SFN report: Outsourcing and offshoring part of publishers' plans to save in the future

Newspaper publishers have found that onetime cost cuts are not enough to streamline their businesses for the future. Instead, lowering costs must be done as part of a long-term business strategy; and for many companies, part of that strategy includes outsourcing, SFN's Million Dollar Strategies for Newspaper Companies reported.
Saving money through outsourcing and/or offshoring has grown in popularity because it is not a one-time fix to help numbers on a current earnings report, but rather it is part of a plan for the future.
According to the 2010 World Newspaper Future & Change Study, 17 percent of the 500 newspaper executive respondents said they plan to outsource functions in their newspaper company to achieve greater efficiency and cost savings in the next year.
Research group ValueNotes, located in Pune, India, the heart of the world's offshoring operations, has taken a look at what it calls news publishers' "two pronged" dilemma: publishers must increase revenues or decrease costs in order to survive (and most need to do both). To find out how outsourcing fit into the plans of the publishing industry, ValueNotes conducted a survey of management, publishers, journalists, consultants, freelancers, publishing service providers, analysts, industry trackers, and more.
Most respondents indicated that they believe outsourcing is a good concept that may work sometimes, and just 8 percent of management from newspaper and magazine publishing companies do not support outsourcing.
According to the survey, 45 percent of publishers said they have seen cost savings of 15 percent to 25 percent while outsourcing. Meanwhile, the wide range in cost savings shows that smaller publishers - those with less than US$15 million in revenues - are currently experimenting with outsourcing.

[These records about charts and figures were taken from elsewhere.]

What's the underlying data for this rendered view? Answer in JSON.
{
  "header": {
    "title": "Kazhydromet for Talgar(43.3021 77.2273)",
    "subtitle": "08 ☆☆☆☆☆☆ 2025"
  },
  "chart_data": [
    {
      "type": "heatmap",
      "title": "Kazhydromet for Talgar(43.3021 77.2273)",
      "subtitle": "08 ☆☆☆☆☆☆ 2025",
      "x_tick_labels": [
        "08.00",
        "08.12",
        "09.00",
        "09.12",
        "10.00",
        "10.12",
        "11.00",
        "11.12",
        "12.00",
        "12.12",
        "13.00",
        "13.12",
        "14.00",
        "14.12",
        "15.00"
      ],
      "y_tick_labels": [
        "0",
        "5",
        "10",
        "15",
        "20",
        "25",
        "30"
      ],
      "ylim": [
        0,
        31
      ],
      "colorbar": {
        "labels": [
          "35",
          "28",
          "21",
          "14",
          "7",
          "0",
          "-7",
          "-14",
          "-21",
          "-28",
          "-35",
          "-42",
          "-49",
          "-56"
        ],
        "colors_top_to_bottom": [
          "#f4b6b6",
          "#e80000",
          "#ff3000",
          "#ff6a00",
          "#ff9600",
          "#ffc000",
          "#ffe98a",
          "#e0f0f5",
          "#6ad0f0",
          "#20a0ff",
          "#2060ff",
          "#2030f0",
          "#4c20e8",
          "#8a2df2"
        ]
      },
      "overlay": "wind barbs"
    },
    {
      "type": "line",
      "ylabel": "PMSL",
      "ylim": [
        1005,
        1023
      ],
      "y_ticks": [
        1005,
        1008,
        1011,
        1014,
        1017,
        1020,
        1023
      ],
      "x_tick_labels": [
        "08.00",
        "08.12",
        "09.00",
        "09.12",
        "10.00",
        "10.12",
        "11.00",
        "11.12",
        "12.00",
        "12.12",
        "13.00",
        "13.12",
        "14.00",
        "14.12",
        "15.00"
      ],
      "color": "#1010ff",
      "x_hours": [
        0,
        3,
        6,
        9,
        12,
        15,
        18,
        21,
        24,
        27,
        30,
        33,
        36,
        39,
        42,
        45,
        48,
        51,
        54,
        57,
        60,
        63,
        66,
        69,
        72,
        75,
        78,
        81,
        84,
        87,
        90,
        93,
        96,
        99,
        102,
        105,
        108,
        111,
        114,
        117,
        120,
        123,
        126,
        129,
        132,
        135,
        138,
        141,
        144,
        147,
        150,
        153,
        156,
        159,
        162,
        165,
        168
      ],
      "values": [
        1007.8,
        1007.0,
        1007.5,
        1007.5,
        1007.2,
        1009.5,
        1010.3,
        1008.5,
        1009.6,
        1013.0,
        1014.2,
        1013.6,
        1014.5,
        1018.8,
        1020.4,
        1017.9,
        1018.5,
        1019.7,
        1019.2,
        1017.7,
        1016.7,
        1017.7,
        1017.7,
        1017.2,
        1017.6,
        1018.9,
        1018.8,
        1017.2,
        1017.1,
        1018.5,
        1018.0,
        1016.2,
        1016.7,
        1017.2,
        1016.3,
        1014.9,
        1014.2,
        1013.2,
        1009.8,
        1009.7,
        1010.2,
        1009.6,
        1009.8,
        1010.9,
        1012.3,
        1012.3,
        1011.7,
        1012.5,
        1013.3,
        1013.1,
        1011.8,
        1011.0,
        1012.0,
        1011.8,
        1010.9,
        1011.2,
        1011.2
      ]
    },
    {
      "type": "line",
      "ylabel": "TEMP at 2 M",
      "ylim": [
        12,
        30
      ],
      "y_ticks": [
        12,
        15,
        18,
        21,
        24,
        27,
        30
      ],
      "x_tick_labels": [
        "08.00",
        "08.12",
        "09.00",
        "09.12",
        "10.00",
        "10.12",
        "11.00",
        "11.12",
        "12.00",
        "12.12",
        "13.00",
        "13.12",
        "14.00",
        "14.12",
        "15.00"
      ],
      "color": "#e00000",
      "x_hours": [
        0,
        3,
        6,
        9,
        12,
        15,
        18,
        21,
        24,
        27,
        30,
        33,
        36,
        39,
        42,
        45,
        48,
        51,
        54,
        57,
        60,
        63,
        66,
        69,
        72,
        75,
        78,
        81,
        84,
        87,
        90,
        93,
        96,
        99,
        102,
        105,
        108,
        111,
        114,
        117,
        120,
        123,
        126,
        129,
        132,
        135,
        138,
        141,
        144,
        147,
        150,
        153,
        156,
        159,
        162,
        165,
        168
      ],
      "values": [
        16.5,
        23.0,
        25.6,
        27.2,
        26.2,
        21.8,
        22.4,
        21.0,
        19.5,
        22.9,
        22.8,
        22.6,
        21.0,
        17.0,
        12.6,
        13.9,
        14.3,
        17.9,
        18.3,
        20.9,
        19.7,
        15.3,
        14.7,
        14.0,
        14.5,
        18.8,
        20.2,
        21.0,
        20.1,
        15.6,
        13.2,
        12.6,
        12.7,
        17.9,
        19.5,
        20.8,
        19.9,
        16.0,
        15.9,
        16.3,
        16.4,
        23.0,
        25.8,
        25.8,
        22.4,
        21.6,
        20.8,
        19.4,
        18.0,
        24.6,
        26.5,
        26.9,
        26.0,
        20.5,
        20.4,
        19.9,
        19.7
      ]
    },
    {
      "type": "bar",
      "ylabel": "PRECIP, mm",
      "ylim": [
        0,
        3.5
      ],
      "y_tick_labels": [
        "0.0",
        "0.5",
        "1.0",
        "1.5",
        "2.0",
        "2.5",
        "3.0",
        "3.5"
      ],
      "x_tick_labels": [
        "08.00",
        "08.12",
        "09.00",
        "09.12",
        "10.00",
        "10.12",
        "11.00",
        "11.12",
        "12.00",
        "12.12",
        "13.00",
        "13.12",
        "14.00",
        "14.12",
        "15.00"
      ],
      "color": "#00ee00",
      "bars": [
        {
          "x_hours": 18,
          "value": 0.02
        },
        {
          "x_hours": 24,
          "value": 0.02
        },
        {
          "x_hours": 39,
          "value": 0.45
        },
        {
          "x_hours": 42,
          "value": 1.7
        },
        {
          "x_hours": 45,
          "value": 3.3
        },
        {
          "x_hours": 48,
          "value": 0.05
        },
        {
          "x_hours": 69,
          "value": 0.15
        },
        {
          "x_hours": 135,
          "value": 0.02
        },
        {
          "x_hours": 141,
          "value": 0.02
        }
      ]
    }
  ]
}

"Scale benefits large buyers tremendously. One out of four publishers with revenues [of] more than $500 million are capable of achieving more than 40 percent in cost savings," ValueNotes pointed out. "These cost savings also reflect a variance in the kind of work outsourced. Complex tasks and higher value functions tend to affect cost savings for the buyer. These publishers have expended appropriate amount of time and effort to increase productivity and efficiency of outsourced work. Although restricted to a small group, 'no cost savings' have been experienced by some publishers!" according to the report, Million Dollar Strategies for Newspaper Companies, released by SFN and the World Association of Newspapers and News Publishers.